Perhaps because I am researching the topic, recently I have noticed the culture of infidelity has been in the news with some alarming frequency – or maybe it was there before and I did not notice.
In the last few weeks there has been a mention of Ashley Madison cited as cause in several divorces. This Internet dating service for married people’s motto is “Life is Short. Have an Affair.”

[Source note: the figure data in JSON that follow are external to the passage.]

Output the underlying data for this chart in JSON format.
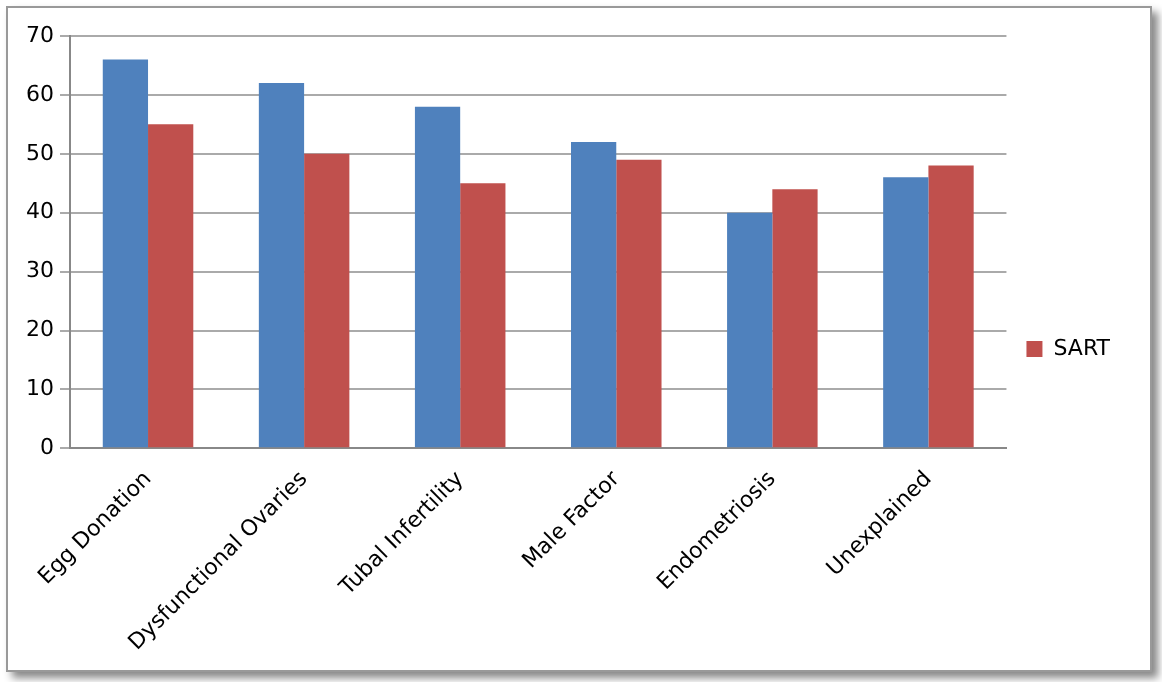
{
  "chart_data": {
    "type": "bar",
    "categories": [
      "Egg Donation",
      "Dysfunctional Ovaries",
      "Tubal Infertility",
      "Male Factor",
      "Endometriosis",
      "Unexplained"
    ],
    "series": [
      {
        "color": "#4f81bd",
        "values": [
          66,
          62,
          58,
          52,
          40,
          46
        ]
      },
      {
        "name": "SART",
        "color": "#c0504d",
        "values": [
          55,
          50,
          45,
          49,
          44,
          48
        ]
      }
    ],
    "ylim": [
      0,
      70
    ],
    "yticks": [
      0,
      10,
      20,
      30,
      40,
      50,
      60,
      70
    ],
    "grid": "y",
    "legend": "right"
  }
}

One of the cable stations is doing a new reality show based on a community of swingers. It hasn’t aired yet and already there are family values protesters threatening boycotts and all sorts of fire and brimstone and the collapse of Western civilization (again).
Finally, there was a BBC article about Gleeden being sued in France. Gleeden is another online dating service specifically for married women. The interesting part of this is that apparently the French have codified fidelity.
Article 212 of the French Civil Code:
"Married partners owe each other the duty of respect,
it springs from fidelity, help and assistance."
My opinion has always been that marriage is a social contract, but it is a Catholic organization that has begun proceedings here--so even if the civil judges agree, that association might be the end of the argument because Church and State are very much separate in France.
To me, the truly funny part is that it has always been the French who have been on the vanguard of what is cool in infidelity.
Don’t misunderstand, I am not condoning cheating, what I am saying is that in literature, film, fine art, song the French have cast the lover as something of no consequence. If you go by popular culture alone, everybody in France has a lover.
Of course, you haven't truly reached acceptance until the news media starts to apply puns to the phenomena and getting details of the digital age totally wrong: Married Dating Goes Viral!
Discretion in such things is relative and has always been so, from royal courts to modern day, and it inspires the idea of writing about infidelities across different ages and times.
Fifty years of French films on infidelity
The idea that the French will fight for fidelity is both hilarious and ludicrous. It’s the equivalent of screwing for virginity! But it probably will make for a good, and farcical story. I’m thinking a bastardization of the Don Camillo stories but with antisextivists (devout activists who want to make sure nobody has sex).